# "full moon" bettas



## homegrown terror (Aug 6, 2012)

is that now considered a proper/official term for halfmoon doubletails or is it still mostly just colloquial in usage?


----------



## MyRainbowBettaFish (May 9, 2012)

haha i dont k ow  Some people use it as a "proper" term lol


----------



## Maddybelle (Sep 29, 2012)

I think its just a marketing term - something that sounds cool and appeals to folks that want something exotic.


----------



## indjo (Jun 6, 2010)

What ever it is used for, IMO, it's inappropriate - given that half moon is half circle, thus full moon should be full circle.


----------



## homegrown terror (Aug 6, 2012)

indjo said:


> What ever it is used for, IMO, it's inappropriate - given that half moon is half circle, thus full moon should be full circle.


that's what i was thinking...it's a misnomer since DTHM's still have about a 180 spread.


----------



## ravenwinds (Feb 5, 2012)

I have the same opinion. They aren't full moons, or 360degrees...they are split tails that together make 180degrees, or as close as they can. If you deduct degrees from space in between some of their tails, they'd probably be only super deltas.


----------



## karpediem (Feb 15, 2012)

ravenwinds said:


> I have the same opinion.

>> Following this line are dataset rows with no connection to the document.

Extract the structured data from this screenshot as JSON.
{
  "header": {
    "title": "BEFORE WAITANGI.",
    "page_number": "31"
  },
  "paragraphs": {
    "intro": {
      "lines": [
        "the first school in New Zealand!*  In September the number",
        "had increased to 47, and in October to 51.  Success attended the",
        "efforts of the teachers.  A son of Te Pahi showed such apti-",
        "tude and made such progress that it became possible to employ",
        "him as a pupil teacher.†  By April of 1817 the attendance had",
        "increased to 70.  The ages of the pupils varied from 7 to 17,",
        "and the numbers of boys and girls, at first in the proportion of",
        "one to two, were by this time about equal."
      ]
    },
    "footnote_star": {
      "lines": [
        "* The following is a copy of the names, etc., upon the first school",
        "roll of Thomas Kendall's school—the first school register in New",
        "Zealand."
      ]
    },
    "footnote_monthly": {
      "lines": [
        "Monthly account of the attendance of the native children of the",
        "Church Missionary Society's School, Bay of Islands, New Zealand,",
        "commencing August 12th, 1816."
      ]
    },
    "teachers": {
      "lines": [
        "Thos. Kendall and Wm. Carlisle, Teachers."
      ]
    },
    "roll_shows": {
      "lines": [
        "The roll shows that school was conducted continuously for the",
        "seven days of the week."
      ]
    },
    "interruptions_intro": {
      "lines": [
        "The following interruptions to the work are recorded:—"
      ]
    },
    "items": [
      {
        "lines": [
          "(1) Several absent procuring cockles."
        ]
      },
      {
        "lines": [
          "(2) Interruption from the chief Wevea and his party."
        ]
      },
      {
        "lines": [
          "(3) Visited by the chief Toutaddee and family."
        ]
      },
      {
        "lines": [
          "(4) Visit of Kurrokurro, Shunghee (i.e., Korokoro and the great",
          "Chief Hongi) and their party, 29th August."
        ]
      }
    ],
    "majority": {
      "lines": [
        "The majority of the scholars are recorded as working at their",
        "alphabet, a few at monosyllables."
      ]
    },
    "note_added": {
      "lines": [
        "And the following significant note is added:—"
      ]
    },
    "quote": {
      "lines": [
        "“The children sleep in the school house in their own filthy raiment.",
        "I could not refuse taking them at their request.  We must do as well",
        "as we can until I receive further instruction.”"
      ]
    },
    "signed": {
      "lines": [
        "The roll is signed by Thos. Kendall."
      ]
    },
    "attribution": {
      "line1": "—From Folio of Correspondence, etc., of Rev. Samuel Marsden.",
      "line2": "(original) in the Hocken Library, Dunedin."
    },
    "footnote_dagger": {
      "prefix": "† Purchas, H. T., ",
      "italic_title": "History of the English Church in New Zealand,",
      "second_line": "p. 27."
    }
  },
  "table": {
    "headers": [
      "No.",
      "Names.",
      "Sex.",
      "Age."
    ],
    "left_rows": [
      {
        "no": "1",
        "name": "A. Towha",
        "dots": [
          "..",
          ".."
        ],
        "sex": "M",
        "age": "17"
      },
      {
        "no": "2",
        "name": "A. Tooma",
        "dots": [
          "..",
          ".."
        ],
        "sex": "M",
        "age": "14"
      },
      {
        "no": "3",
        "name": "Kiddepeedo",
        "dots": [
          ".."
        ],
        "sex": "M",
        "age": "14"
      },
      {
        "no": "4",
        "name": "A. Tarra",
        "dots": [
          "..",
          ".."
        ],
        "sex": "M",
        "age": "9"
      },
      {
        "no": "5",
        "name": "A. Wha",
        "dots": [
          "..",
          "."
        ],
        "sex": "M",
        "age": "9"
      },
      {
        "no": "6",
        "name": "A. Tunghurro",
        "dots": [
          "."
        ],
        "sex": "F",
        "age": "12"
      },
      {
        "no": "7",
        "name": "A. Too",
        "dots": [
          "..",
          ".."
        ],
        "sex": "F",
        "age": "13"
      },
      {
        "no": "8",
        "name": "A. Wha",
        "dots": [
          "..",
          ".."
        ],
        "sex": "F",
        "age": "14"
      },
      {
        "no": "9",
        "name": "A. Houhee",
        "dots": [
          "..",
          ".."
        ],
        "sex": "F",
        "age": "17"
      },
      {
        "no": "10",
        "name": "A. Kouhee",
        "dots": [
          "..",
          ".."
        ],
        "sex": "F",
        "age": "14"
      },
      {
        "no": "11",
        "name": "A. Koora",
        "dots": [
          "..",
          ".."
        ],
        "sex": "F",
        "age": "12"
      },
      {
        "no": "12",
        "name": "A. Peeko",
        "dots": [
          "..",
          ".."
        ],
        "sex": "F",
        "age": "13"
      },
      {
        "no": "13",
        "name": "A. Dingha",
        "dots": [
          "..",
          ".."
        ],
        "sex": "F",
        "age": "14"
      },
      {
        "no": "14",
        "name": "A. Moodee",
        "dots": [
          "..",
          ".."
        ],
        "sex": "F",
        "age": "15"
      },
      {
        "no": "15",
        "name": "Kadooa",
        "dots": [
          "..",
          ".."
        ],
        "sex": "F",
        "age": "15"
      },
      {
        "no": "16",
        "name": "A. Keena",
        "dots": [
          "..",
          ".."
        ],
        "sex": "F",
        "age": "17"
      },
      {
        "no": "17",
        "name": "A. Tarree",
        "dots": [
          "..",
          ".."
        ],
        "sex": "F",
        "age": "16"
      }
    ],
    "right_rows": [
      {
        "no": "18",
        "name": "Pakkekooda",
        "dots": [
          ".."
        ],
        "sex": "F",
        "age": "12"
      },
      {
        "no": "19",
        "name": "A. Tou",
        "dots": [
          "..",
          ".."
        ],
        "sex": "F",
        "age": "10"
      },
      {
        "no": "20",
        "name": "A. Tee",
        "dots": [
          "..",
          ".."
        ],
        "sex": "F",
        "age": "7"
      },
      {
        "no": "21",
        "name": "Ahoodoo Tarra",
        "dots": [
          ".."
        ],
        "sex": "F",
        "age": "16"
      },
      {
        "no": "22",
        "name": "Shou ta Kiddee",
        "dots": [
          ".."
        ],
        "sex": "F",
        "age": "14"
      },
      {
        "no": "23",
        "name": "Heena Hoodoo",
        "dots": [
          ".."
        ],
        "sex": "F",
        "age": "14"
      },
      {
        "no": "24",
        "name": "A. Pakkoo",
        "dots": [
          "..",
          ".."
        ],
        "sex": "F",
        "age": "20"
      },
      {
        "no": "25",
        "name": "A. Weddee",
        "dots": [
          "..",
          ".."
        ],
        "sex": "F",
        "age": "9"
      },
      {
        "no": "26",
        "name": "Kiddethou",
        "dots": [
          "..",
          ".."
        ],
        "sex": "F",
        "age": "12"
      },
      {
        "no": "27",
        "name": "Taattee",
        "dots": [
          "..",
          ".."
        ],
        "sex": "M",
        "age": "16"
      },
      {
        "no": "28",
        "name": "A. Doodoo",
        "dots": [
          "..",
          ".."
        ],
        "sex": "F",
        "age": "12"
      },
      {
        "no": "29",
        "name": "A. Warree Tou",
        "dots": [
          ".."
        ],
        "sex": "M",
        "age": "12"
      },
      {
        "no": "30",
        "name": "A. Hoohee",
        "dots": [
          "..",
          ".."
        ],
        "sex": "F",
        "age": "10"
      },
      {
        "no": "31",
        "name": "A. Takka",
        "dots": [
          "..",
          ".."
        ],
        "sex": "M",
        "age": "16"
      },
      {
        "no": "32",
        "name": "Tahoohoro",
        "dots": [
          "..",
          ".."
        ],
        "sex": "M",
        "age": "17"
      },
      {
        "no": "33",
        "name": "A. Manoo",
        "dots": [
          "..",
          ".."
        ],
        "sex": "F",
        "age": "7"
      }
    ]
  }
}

They aren't full moons, or 360degrees...they are split tails that together make 180degrees, or as close as they can. If you deduct degrees from space in between some of their tails, they'd probably be only super deltas.


I agreed with Ravenwinds. I go sometimes to petco or petsmart to get supply and they split tail betta they call hm are not true hm, they are just super delta. 
This royal blue is a split tail full moon half moon.


----------



## lelei (Apr 30, 2012)

I know them as OHM..OverhalfMoon


----------



## ravenwinds (Feb 5, 2012)

Leilei: and OHM is a single full half moon HM that extends beyond 180degrees...such as say 220degrees! We were talking about double tails and why they shouldn't be called "full moons" when most aren't even 180degrees.


----------